In my career at Microsoft, I worked on many products which had to deliver updates (Ex: security fixes), as part of a servicing lifecycle. I have seen two different approaches where one utilizes a dedicated Servicing team and one requires the product team to also prepare servicing updates. There is benefit in both models and so let me give a comparison so you can consider your situation, to see which sounds best.
Let’s start by explaining the role of servicing (simplified view).
- Monitors customer reported issues (perhaps in partnership with a Customer Support team).
- Investigates and makes fix/won’t fix decisions and communications.
- Creates software updates for fixes.
- Releases software updates (perhaps in conjunction with an Operations team).
- Monitors software updates deployment success.
There is also the decision whether the updates will be created in a dedicated servicing code branch or directly out of a mainline branch. To keep this short, I will suggest that most servicing related updates/security fixes will come from a dedicated servicing branch as it simplifies expedited and scoped fixes. If the updates are not being made from a dedicated branch, then it will be hard to have a separate servicing organization as two teams with different purposes working on the same code in the same branch is a bad idea.
The biggest advantage of a dedicated servicing team is the ability to focus completely on customer issues. It is hard for the product team to both develop the next release while maintaining customer responsiveness for servicing fixes. There are a couple advantages to having a single product team that both develops the new product as well as responds to customer issues.
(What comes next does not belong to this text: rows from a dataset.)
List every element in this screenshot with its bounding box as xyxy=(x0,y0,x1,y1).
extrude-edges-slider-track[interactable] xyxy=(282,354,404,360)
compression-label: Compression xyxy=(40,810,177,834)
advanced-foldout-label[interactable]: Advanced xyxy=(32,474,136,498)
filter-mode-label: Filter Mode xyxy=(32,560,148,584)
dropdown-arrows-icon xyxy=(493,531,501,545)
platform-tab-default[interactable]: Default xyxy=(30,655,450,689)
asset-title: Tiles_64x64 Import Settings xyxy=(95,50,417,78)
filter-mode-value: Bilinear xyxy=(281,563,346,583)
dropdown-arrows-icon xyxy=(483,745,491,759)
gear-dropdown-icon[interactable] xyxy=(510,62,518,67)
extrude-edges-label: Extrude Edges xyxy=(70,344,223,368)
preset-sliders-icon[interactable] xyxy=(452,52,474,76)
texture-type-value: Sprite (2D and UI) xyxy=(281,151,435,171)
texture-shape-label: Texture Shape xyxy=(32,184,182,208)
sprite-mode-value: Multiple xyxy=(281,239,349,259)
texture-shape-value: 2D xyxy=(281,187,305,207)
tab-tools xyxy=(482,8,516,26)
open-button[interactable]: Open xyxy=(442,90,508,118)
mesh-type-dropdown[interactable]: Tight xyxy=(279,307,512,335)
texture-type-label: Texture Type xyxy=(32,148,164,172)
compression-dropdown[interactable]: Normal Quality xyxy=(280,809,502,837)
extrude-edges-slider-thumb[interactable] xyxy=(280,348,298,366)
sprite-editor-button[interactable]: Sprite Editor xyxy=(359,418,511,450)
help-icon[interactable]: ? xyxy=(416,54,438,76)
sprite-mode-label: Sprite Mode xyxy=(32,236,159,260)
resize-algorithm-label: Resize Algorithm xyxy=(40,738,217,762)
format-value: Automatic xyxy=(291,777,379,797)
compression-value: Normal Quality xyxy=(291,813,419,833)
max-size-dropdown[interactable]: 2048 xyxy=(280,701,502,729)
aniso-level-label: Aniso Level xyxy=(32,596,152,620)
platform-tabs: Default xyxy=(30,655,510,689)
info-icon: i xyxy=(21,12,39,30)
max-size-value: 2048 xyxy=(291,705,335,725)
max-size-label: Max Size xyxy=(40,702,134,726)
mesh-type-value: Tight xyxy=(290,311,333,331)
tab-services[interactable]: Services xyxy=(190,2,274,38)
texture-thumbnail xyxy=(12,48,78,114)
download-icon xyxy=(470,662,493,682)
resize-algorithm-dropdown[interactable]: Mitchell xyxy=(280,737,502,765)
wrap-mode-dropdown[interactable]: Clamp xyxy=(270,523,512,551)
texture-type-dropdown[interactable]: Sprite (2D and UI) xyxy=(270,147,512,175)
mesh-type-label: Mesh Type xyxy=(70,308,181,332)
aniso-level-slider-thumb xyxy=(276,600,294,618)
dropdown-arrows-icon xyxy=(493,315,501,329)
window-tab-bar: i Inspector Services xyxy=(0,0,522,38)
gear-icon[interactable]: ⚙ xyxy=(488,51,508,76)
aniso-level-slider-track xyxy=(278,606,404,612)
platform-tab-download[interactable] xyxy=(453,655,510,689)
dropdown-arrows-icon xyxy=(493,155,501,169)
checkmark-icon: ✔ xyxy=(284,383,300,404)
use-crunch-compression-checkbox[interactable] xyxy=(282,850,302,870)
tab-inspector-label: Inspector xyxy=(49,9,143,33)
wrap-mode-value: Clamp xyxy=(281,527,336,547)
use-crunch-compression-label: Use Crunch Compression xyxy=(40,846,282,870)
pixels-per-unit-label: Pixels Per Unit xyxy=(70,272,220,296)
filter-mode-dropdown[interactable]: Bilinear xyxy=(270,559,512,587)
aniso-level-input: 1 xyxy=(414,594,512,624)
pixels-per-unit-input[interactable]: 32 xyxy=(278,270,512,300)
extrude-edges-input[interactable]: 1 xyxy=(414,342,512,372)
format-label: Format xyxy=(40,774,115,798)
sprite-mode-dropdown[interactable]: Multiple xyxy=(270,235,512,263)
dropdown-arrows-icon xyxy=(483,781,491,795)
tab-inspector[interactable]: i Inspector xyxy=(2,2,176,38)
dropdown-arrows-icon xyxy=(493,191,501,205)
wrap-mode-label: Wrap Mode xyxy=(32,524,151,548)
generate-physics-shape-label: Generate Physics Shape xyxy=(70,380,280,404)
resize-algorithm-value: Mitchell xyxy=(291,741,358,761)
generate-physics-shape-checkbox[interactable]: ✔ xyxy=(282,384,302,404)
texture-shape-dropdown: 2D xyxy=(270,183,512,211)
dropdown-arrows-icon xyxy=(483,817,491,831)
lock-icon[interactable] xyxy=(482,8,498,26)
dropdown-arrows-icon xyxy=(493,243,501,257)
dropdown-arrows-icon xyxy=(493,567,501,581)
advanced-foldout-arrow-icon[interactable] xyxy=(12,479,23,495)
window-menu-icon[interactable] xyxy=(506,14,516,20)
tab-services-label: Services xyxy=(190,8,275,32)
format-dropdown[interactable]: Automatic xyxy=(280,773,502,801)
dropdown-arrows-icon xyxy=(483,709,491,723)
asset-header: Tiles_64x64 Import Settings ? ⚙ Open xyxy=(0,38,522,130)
- Product Developers, who shipped the code, often have the best knowledge to investigate bugs in it.
- Making the servicing fixes helps the Product Developers learn from their mistakes and this helps avoid similar product issues in the future.
Best Practices for a Dedicated Servicing Organization
- A process must be established guaranteeing forward porting of the fixes as well as ensuring the product team learns from the issues. An effective mechanism is to automatically create a product tracking bug for every servicing fix and have that bug link back to the servicing bug and include details on the issue and code changes. This allows the product team to review and, through the act of forward porting the change, can drive learning.
- Servicing fixes need to be code reviewed in conjunction with the product team to ensure both teams agree on the fix decision and that the code changes make sense in the context of planned changes in the product under development.
- A lightweight process that allows the servicing team to recognize that customer reported issues have already been fixed in the next release is very helpful. This allows the servicing team to review the existing fix for backporting. I like to have the servicing engineer consult with her product team counterpart to discuss newly active bugs (facilitates the already fixed discovery) and then later for the formal code review of the changes that will be made to implement the fix they discussed.
These best practices help ensure that two teams remain in communication on what is fixed and how it has been fixed.
Best Practices for a Product Team Owning Servicing
- Management must set a tone that the customer fixes are the priority and resource scheduling must budget for this reserve. Ex: Servicing in an active fix area could reserve 15% of the resource’s scrum budget for re-occurring servicing task items and areas with few servicing fixes can reserve less, perhaps 5%.
- Management needs to track and adjust resourcing to ensure servicing remains the top priority while keeping the next product release on schedule.
It can be hard to meet servicing needs and not miss product deadlines when these share resources, so metrics, tracking, and monitoring needs to be maintained.
Other Servicing Best Practices
- When time permits, efficiency can be gained by fixing bugs in the product line branch and after it has been tested, backporting the fix to the servicing branch for final testing. This can also help during times of an overloaded servicing team.
- As the product development team finds issues with the not yet released product, high severity issues should raise a servicing tracking bug for backport consideration. Though the main process is to create servicing fixes in response to a customer input, exceptions will be made, and awareness is important.